As plans progress for a proposed Elmwood School replacement, Robert Bell, educational programmer/principal for architectural firm Perkins Eastman, provided an update on tweaks that were made following three more meetings with faculty and staff as well as community members.
In total, about 70 interested parties from Elmwood School and Hopkins School took part in the sessions, Bell informed the Elementary School Building Committee on Tuesday night.
“There was a lot of enthusiasm for how the building is taking shape,” Bell noted.
Following input, Bell said changes included putting social and emotional learning space on the first floor; keeping students with deregulation on the ground floor to avoid making them go upstairs; separating collections for Grades 2 versus Grades 3-4 in the media center; putting “maker space” in the media center for two classes at a time with one enclosed; doubling up space for English for Speakers of Other Languages (ESOL) students and more.
He said the next step is to continue refining the design to show where spaces are located and what needs to be in each room. That presentation will take place in June.
Refinements made outside as well
Other refinements were made to the plans showing how cars and buses would be separated and where the drop-offs would be. Instead of a looping road, Bell showed a roadway in that leads to a small on-site rotary to a gated road that can fit more than 85 cars and has room for 18 buses, he said.
Perkins Eastman Project Manager Dan Colli said the buildable site is going “in the right direction,” from 7 acres to 5.7 acres. At a previous meeting, Jeff D’Amico, Vertex project director, said his team is trying to reduce the amount of impervious area by reworking plans for access roads in order to avoid the requirements of an Environmental Impact Report (EIR), which would cause delays.
Chris Eberly, senior project manager at Vertex, talked about the possibility of a gravel overflow parking area with 64 spaces to reduce the amount of impervious area as well as accommodate parking beyond the 200 spaces on paved land closer to the building.
Use of building materials examined
Bell also showed how changing the colors and types of materials can make a difference on a three-story building to make it less imposing. He also described how windows can vary in size and shape and different parts of the school such as the media center can be highlighted in the design from the outside looking in.
A group of administrators and ESBC members will be touring other schools to see first-hand the types of materials, colors, styles, etc.
“When looking at colors you have to make sure they are timeless” and not following trends, Bell said.
He added that he tends to look to natural resources as “inspiration” and described how there could be a connection for students between the inside and outside to learn.
“It’s going to be a massive building,” said ESBC vice chair Tiffany Ostrander. “It doesn’t feel as overwhelming as the initial picture. … Switching up materials and adding windows makes it look not [as] gigantic.”

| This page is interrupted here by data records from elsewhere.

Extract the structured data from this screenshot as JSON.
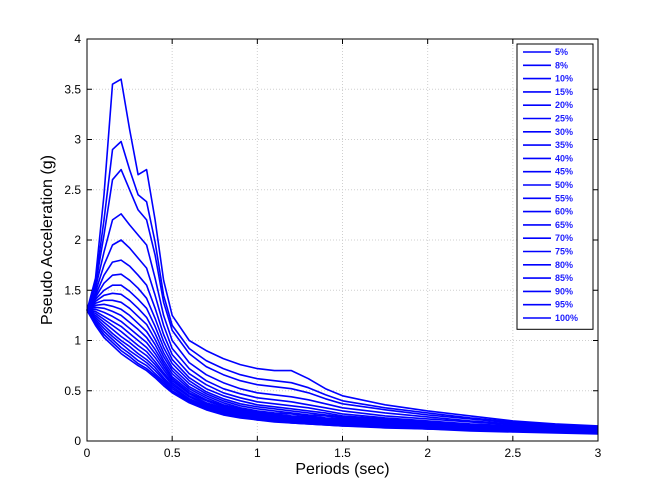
{
  "chart_data": {
    "type": "line",
    "title": "",
    "xlabel": "Periods (sec)",
    "ylabel": "Pseudo Acceleration (g)",
    "xlim": [
      0,
      3
    ],
    "ylim": [
      0,
      4
    ],
    "xticks": [
      0,
      0.5,
      1,
      1.5,
      2,
      2.5,
      3
    ],
    "xtick_labels": [
      "0",
      "0.5",
      "1",
      "1.5",
      "2",
      "2.5",
      "3"
    ],
    "yticks": [
      0,
      0.5,
      1,
      1.5,
      2,
      2.5,
      3,
      3.5,
      4
    ],
    "ytick_labels": [
      "0",
      "0.5",
      "1",
      "1.5",
      "2",
      "2.5",
      "3",
      "3.5",
      "4"
    ],
    "grid": true,
    "legend_position": "top-right",
    "line_color": "#0000ff",
    "x": [
      0,
      0.05,
      0.1,
      0.15,
      0.2,
      0.25,
      0.3,
      0.35,
      0.4,
      0.45,
      0.5,
      0.6,
      0.7,
      0.8,
      0.9,
      1.0,
      1.1,
      1.2,
      1.3,
      1.4,
      1.5,
      1.75,
      2.0,
      2.25,
      2.5,
      2.75,
      3.0
    ],
    "series": [
      {
        "name": "5%",
        "values": [
          1.3,
          1.62,
          2.45,
          3.55,
          3.6,
          3.1,
          2.65,
          2.7,
          2.2,
          1.6,
          1.25,
          1.0,
          0.9,
          0.82,
          0.76,
          0.72,
          0.7,
          0.7,
          0.62,
          0.52,
          0.45,
          0.36,
          0.3,
          0.25,
          0.2,
          0.17,
          0.15
        ]
      },
      {
        "name": "8%",
        "values": [
          1.3,
          1.58,
          2.2,
          2.9,
          2.98,
          2.7,
          2.45,
          2.38,
          1.98,
          1.45,
          1.15,
          0.92,
          0.8,
          0.72,
          0.66,
          0.62,
          0.6,
          0.58,
          0.53,
          0.46,
          0.4,
          0.33,
          0.28,
          0.23,
          0.19,
          0.16,
          0.14
        ]
      },
      {
        "name": "10%",
        "values": [
          1.3,
          1.55,
          2.05,
          2.6,
          2.7,
          2.5,
          2.3,
          2.2,
          1.85,
          1.38,
          1.1,
          0.87,
          0.74,
          0.66,
          0.6,
          0.56,
          0.54,
          0.52,
          0.48,
          0.42,
          0.37,
          0.31,
          0.26,
          0.22,
          0.18,
          0.15,
          0.13
        ]
      },
      {
        "name": "15%",
        "values": [
          1.3,
          1.52,
          1.88,
          2.2,
          2.26,
          2.15,
          2.05,
          1.95,
          1.62,
          1.25,
          1.0,
          0.78,
          0.66,
          0.58,
          0.52,
          0.48,
          0.46,
          0.44,
          0.41,
          0.37,
          0.33,
          0.28,
          0.24,
          0.2,
          0.17,
          0.14,
          0.12
        ]
      },
      {
        "name": "20%",
        "values": [
          1.3,
          1.48,
          1.75,
          1.95,
          2.0,
          1.92,
          1.82,
          1.72,
          1.45,
          1.15,
          0.92,
          0.72,
          0.6,
          0.52,
          0.47,
          0.43,
          0.41,
          0.39,
          0.36,
          0.33,
          0.3,
          0.25,
          0.22,
          0.19,
          0.16,
          0.14,
          0.12
        ]
      },
      {
        "name": "25%",
        "values": [
          1.3,
          1.45,
          1.65,
          1.78,
          1.8,
          1.74,
          1.65,
          1.55,
          1.32,
          1.06,
          0.86,
          0.67,
          0.56,
          0.48,
          0.43,
          0.39,
          0.37,
          0.35,
          0.33,
          0.3,
          0.27,
          0.23,
          0.2,
          0.17,
          0.15,
          0.13,
          0.11
        ]
      },
      {
        "name": "30%",
        "values": [
          1.3,
          1.43,
          1.57,
          1.65,
          1.66,
          1.6,
          1.52,
          1.42,
          1.22,
          0.99,
          0.81,
          0.63,
          0.52,
          0.45,
          0.4,
          0.36,
          0.34,
          0.32,
          0.3,
          0.28,
          0.25,
          0.22,
          0.19,
          0.16,
          0.14,
          0.12,
          0.11
        ]
      },
      {
        "name": "35%",
        "values": [
          1.3,
          1.41,
          1.5,
          1.55,
          1.55,
          1.49,
          1.41,
          1.32,
          1.14,
          0.93,
          0.77,
          0.6,
          0.49,
          0.42,
          0.37,
          0.34,
          0.32,
          0.3,
          0.28,
          0.26,
          0.24,
          0.21,
          0.18,
          0.16,
          0.14,
          0.12,
          0.1
        ]
      },
      {
        "name": "40%",
        "values": [
          1.3,
          1.39,
          1.45,
          1.47,
          1.46,
          1.4,
          1.32,
          1.23,
          1.07,
          0.88,
          0.73,
          0.57,
          0.47,
          0.4,
          0.35,
          0.32,
          0.3,
          0.28,
          0.26,
          0.25,
          0.23,
          0.2,
          0.17,
          0.15,
          0.13,
          0.12,
          0.1
        ]
      },
      {
        "name": "45%",
        "values": [
          1.3,
          1.37,
          1.4,
          1.4,
          1.38,
          1.32,
          1.24,
          1.16,
          1.01,
          0.84,
          0.7,
          0.54,
          0.45,
          0.38,
          0.33,
          0.3,
          0.28,
          0.27,
          0.25,
          0.23,
          0.22,
          0.19,
          0.17,
          0.14,
          0.13,
          0.11,
          0.1
        ]
      },
      {
        "name": "50%",
        "values": [
          1.3,
          1.35,
          1.36,
          1.34,
          1.31,
          1.25,
          1.17,
          1.09,
          0.96,
          0.8,
          0.67,
          0.52,
          0.43,
          0.36,
          0.32,
          0.29,
          0.27,
          0.25,
          0.24,
          0.22,
          0.21,
          0.18,
          0.16,
          0.14,
          0.12,
          0.11,
          0.1
        ]
      },
      {
        "name": "55%",
        "values": [
          1.3,
          1.33,
          1.32,
          1.29,
          1.25,
          1.18,
          1.11,
          1.03,
          0.91,
          0.77,
          0.64,
          0.5,
          0.41,
          0.35,
          0.31,
          0.28,
          0.26,
          0.24,
          0.23,
          0.21,
          0.2,
          0.18,
          0.15,
          0.13,
          0.12,
          0.1,
          0.09
        ]
      },
      {
        "name": "60%",
        "values": [
          1.3,
          1.31,
          1.28,
          1.24,
          1.19,
          1.12,
          1.05,
          0.98,
          0.87,
          0.74,
          0.62,
          0.48,
          0.4,
          0.34,
          0.3,
          0.27,
          0.25,
          0.23,
          0.22,
          0.2,
          0.19,
          0.17,
          0.15,
          0.13,
          0.12,
          0.1,
          0.09
        ]
      },
      {
        "name": "65%",
        "values": [
          1.3,
          1.29,
          1.24,
          1.19,
          1.14,
          1.07,
          1.0,
          0.93,
          0.83,
          0.71,
          0.6,
          0.47,
          0.38,
          0.33,
          0.29,
          0.26,
          0.24,
          0.22,
          0.21,
          0.19,
          0.18,
          0.16,
          0.14,
          0.12,
          0.11,
          0.1,
          0.09
        ]
      },
      {
        "name": "70%",
        "values": [
          1.3,
          1.27,
          1.21,
          1.15,
          1.09,
          1.02,
          0.95,
          0.89,
          0.79,
          0.68,
          0.58,
          0.45,
          0.37,
          0.32,
          0.28,
          0.25,
          0.23,
          0.21,
          0.2,
          0.19,
          0.18,
          0.16,
          0.14,
          0.12,
          0.11,
          0.1,
          0.09
        ]
      },
      {
        "name": "75%",
        "values": [
          1.3,
          1.25,
          1.18,
          1.11,
          1.04,
          0.98,
          0.91,
          0.85,
          0.76,
          0.66,
          0.56,
          0.44,
          0.36,
          0.31,
          0.27,
          0.24,
          0.22,
          0.21,
          0.19,
          0.18,
          0.17,
          0.15,
          0.13,
          0.12,
          0.11,
          0.09,
          0.08
        ]
      },
      {
        "name": "80%",
        "values": [
          1.3,
          1.23,
          1.15,
          1.07,
          1.0,
          0.94,
          0.87,
          0.81,
          0.73,
          0.63,
          0.54,
          0.42,
          0.35,
          0.3,
          0.26,
          0.23,
          0.21,
          0.2,
          0.19,
          0.18,
          0.17,
          0.15,
          0.13,
          0.11,
          0.1,
          0.09,
          0.08
        ]
      },
      {
        "name": "85%",
        "values": [
          1.3,
          1.21,
          1.12,
          1.04,
          0.97,
          0.9,
          0.84,
          0.78,
          0.7,
          0.61,
          0.52,
          0.41,
          0.34,
          0.29,
          0.25,
          0.23,
          0.21,
          0.19,
          0.18,
          0.17,
          0.16,
          0.14,
          0.13,
          0.11,
          0.1,
          0.09,
          0.08
        ]
      },
      {
        "name": "90%",
        "values": [
          1.3,
          1.19,
          1.09,
          1.01,
          0.93,
          0.87,
          0.8,
          0.75,
          0.67,
          0.59,
          0.5,
          0.4,
          0.33,
          0.28,
          0.25,
          0.22,
          0.2,
          0.19,
          0.18,
          0.17,
          0.16,
          0.14,
          0.12,
          0.11,
          0.1,
          0.09,
          0.08
        ]
      },
      {
        "name": "95%",
        "values": [
          1.3,
          1.17,
          1.06,
          0.98,
          0.9,
          0.84,
          0.77,
          0.72,
          0.65,
          0.57,
          0.49,
          0.39,
          0.32,
          0.27,
          0.24,
          0.21,
          0.2,
          0.18,
          0.17,
          0.16,
          0.15,
          0.14,
          0.12,
          0.11,
          0.1,
          0.09,
          0.08
        ]
      },
      {
        "name": "100%",
        "values": [
          1.3,
          1.15,
          1.03,
          0.95,
          0.87,
          0.81,
          0.75,
          0.7,
          0.63,
          0.55,
          0.48,
          0.38,
          0.31,
          0.26,
          0.23,
          0.21,
          0.19,
          0.18,
          0.17,
          0.16,
          0.15,
          0.13,
          0.12,
          0.1,
          0.09,
          0.08,
          0.07
        ]
      }
    ]
  }
}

Methods to procure discussed
A portion of the meeting was devoted to discussing the differences between Massachusetts General Law Chapter 149 and 149A, known as Design Bid Build (DBB) or Construction Manager (CM) at Risk.
Eberly said DBB is purchasing a building in accordance with detailed plans and specs for “simple” straightforward-type projects.
CM at Risk involves hiring a professional firm that constructs buildings and brings construction into the design team and “added value.”
CM at Risk generally is about 5% to 6% more costly and has post-construction services, Eberly said. Generally, there is more staff on the site.
The Marathon School project used the latter method, which ESBC member Mike Shepard, (who also served on that board) said worked out well. He said communication was great, the contractor was hands-on and answered questions, and the committee was able to give input.
“Though it costs more, the return is greater,” Shepard said.
Recently, Colli said, more projects are trending to the DBB traditional route.
After outlining other pros and cons, School Committee member Jenn Devlin asked which method Perkins Eastman and Vertex preferred. The representatives said DBB.
Bell said he would hate to see “stripping back of project educational goals,” which sometimes happens with CM “out of the gate.”
However, Colli pointed out that there are benefits and drawbacks to both, but, “It works either way.”
The ESBC will have to decide which process to take in June.
The next ESBC meetings will take place on May 9 and May 23. The topics at the first session are sustainable design and mechanical systems while the second meeting covers exterior design.